In this interview, artist Heather Benjamin discusses the works in her first solo show at NYC's Olympia Gallery, NEW STRANGENESS BLOOM.
Benjamin’s paintings investigate the hyper-vulnerable experiences of existing in a female body. Building on her formal printmaking background and a prolific, two-decade-long zinemaking practice, her autodidactic paintings emerge as self-portraits.
Through a diaristic lens, Benjamin’s figures—part goddess, part flawed protagonist—manifest spiritual transformation. These figures navigate imagined desert landscapes, alive with unnameable flora shimmering under electric skies. Both literal and symbolic, these "strange blooms" embody perseverance and renewal amidst psychic and physical terrains that are barren, parched, and alien.
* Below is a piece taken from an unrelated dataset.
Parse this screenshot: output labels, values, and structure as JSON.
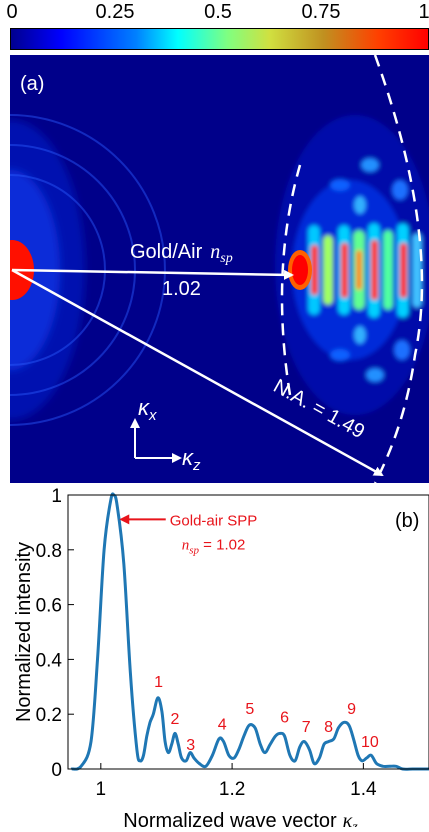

Benjamin’s approach to painting nods to Surrealist modes of narration and the idiosyncrasies of outsider art. Motifs such as impassioned couples floating in clouds or emerging from extraterrestrial blooms evoke dream states, memories, and internal monologues. Words scrawled across cowboy hats and bootstraps read like fleeting, nonlinear poems.
In New Strangeness Bloom, Benjamin explores sexuality, gender, trauma, and self-perception through intricate, labyrinthine mark-making, maximalist palettes, and a developed personal symbology. Broken mirrors, dead cockroaches, nail-polished claws, and butterflies blend with retro-futurist Americana, warping, refracting, and reimagining mythologies of femininity.